Even if the agency does have legal authority to regulate power plants under 111(d), they write, that section’s language confines any rules to the physical boundaries of power plants. In its June 2 rollout of the proposal, EPA drew on a suite of systemwide reduction options — including demand-side efficiency and renewable energy — when determining state obligations.

“In addition to these legal prohibitions, the rule poses numerous practical problems for state compliance,” the governors wrote. “These problems reflect your administration’s decision to move forward with the proposed regulation without considering or understanding — among other crucial matters — our state energy markets and infrastructure needs.”

They asked whether the Obama administration believes the federal government would claim the right to enforce state policies — such as renewable energy standards — if they were included in state-written plans for the rule.

Other concerns for the governors: the siting of new zero-carbon power generation, the feasibility of building new natural gas transmission infrastructure to support gas-fired plants to replace higher carbon coal-fired power, and questions about the disposal of nuclear waste.

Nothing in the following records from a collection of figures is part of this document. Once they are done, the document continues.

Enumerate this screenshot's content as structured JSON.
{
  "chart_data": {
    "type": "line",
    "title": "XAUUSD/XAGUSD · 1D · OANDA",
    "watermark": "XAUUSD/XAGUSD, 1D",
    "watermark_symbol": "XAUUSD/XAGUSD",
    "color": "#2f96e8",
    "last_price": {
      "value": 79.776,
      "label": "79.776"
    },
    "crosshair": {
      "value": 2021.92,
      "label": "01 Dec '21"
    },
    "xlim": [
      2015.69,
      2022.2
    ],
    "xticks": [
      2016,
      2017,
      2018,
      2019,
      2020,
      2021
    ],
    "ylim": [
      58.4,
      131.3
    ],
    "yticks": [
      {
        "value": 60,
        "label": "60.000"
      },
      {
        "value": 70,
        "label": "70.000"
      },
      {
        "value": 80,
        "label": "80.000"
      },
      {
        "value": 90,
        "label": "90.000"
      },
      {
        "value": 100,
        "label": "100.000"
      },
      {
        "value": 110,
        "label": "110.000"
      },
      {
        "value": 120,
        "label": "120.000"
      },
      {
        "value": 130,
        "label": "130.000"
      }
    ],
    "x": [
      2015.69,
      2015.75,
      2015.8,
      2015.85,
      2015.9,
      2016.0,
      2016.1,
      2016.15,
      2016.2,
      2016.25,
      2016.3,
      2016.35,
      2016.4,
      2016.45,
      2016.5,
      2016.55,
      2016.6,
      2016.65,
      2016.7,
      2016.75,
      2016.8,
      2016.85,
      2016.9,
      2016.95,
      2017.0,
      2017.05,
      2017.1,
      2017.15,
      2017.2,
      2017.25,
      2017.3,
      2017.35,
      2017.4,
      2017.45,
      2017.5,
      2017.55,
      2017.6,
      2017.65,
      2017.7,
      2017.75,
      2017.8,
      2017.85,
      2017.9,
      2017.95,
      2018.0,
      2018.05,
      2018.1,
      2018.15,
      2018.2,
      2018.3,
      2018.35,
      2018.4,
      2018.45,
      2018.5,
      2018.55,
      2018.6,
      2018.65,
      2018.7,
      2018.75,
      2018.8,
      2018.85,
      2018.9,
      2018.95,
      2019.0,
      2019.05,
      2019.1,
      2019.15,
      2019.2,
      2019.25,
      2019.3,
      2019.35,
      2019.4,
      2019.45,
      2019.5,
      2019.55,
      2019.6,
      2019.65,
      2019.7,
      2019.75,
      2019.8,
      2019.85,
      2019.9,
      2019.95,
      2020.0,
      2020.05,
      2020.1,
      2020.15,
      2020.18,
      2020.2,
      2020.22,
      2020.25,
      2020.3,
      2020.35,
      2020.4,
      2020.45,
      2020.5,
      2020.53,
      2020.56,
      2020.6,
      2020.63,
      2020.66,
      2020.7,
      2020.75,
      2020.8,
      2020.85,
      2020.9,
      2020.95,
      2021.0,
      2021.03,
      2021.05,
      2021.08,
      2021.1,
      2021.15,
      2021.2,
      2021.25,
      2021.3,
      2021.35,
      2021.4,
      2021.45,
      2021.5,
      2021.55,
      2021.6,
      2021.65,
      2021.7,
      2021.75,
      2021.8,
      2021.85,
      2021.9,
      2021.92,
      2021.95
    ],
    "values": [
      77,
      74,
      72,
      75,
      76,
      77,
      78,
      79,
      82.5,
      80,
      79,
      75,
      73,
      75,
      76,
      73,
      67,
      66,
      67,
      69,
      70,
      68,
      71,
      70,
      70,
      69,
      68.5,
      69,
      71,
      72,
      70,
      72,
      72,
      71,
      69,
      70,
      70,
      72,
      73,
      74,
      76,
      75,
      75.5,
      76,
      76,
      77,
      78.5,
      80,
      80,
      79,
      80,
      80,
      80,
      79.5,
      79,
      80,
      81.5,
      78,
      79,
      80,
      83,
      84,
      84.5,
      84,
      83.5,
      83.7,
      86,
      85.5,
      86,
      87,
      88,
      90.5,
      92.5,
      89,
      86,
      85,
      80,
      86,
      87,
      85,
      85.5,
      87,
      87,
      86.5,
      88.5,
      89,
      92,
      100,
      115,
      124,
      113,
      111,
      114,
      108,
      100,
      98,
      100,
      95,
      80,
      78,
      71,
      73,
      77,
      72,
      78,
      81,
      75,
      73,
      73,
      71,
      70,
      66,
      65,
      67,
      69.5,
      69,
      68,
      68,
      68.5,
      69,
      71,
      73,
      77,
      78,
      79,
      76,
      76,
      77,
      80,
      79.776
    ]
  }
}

They also noted that some states produce power that is sold across state lines, but the energy-producing states bear most of the burden for making emission reductions.

“The economic health of our nation depends on accomplishing a balanced energy and environment policy,” they wrote. “States should be pursuing a strategy that achieves its objectives without severely harming our economies and pitting states against one another.”

The letter covers well-trodden ground. Some of the states represented on the letter have already joined legal petitions challenging EPA’s right to regulate, and industry has signaled that it intends to challenge any rule that extends beyond a power plant’s fence line.

These questions could also play out as states prepare to implement the rule.

At a House Energy and Commerce Subcommittee hearing yesterday, Ken Anderson, a member of the Public Utility Commission of Texas, said his state might be reluctant to write a state implementation plan (SIP) that goes beyond the fence line because its officials would worry whether they were “handing the keys to our whole system in effect over to EPA, and perhaps even more challenging, to various third parties who would then have the ability to file federal civil lawsuits to enforce the SIP.”

He said that Texas’ regulatory agencies are not yet focused on whether or not to write a plan, but that they had been advised that a SIP could undermine challenges to the EPA rule.